Book Review: The God Delusion
Back in August, I wanted to do a deep dive on the origin of life. Well, my hectic 9 - 5 delayed this exercise by four months. Anyway, I started off by reading The God Delusion, a bestseller written by the famous Richard Dawkins. This book not only defends atheism, but it goes so far as to attack the religious position. Here are some of the main principles explained:
- The God Hypothesis - Dawkins contends that if god really created life, then who created god in the first place? He goes on to remind us that the whole problem we started with was to explain the statistical improbability on the origin of life. Thus it makes no sense to take the god position because there is the larger problem of who designed the designer. In comparison, evolution by natural selection becomes a more probable and hence preferrable theory.
- Evolution of complex organs is possible - creationists argue that complex organs like the eye could not have evolved in a piecemeal fashion over time. This is because the eye is made of several critical parts without one will cause the entire system to fail. Dawkins counters by pointing out that the eye could actually have started out as a simple light receptor. Having a light receptor is definitely better than nothing when you are in the wild searching for meals and trying to avoid becoming someone else's meal. What came next were the functions of focus, colour, etc., each of which brought additional advantages that were perpetuated by natural selection.

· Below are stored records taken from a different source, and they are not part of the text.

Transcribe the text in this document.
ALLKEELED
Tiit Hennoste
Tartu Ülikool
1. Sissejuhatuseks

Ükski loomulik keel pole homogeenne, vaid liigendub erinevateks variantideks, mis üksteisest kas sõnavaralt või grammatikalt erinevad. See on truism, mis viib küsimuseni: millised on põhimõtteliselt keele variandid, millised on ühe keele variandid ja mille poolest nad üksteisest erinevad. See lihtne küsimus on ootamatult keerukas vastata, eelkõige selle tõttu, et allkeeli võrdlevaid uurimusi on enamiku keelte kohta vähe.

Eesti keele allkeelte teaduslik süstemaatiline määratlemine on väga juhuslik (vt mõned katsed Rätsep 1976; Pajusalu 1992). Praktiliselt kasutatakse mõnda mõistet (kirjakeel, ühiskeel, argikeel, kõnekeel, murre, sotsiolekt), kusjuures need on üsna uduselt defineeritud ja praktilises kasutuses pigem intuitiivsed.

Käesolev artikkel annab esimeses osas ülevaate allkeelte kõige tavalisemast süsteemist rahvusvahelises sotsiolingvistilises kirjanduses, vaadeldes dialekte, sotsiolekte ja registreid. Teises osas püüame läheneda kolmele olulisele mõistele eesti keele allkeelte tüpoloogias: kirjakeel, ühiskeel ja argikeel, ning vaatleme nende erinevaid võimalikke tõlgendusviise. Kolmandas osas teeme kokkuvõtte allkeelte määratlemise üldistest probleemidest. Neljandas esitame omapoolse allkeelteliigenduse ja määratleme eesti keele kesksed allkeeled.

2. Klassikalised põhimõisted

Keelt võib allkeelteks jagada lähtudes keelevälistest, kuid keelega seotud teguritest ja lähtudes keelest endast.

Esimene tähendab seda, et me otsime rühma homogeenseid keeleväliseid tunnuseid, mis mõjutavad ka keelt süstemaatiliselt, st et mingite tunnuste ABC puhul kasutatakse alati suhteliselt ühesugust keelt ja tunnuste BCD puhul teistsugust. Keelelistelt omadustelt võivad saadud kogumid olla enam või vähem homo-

- Abundance of Goldilocks planets in the universe - Creationists claim that the conditions necessary for life to exist on Earth are so unique that it must have been the work of a supernatural god. Earth is a Goldilocks planet, because we are at just the right distance from the sun to support carbon-based life forms. But Dawkins maintains the Earth is not that special after all. Contemporary astronomical data suggest there are about 1 billion stars in our galaxy. Orbiting these stars are another 1 billion to 30 billion planets. Look farther out and it is estimated that there are close to 100 billion galaxies in our universe. Let's err on the conservative side, knock a few zeros off, and say there are just 1 billion billion planets in our universe. Suppose the rise of life from spontaneous generation of DNA material, being highly improbable, only happens on one in a billion planets. With these odds, you can still expect to find life on a billion planets throughout the universe. Given the unbelievably large playing field the universe offers, it is almost illogical not to expect life on other planets.
Though none of the above concepts are bleeding edge, Dawkins does a great job using everyday language to argue his case. If you want to learn a few things on atheism vs theism, this is a good introductory read. Make sure you get your facts right however and not just rely on this one book. As the saying goes: when one person suffers from a delusion, it is called insanity. When many people suffer from a delusion it is called religion.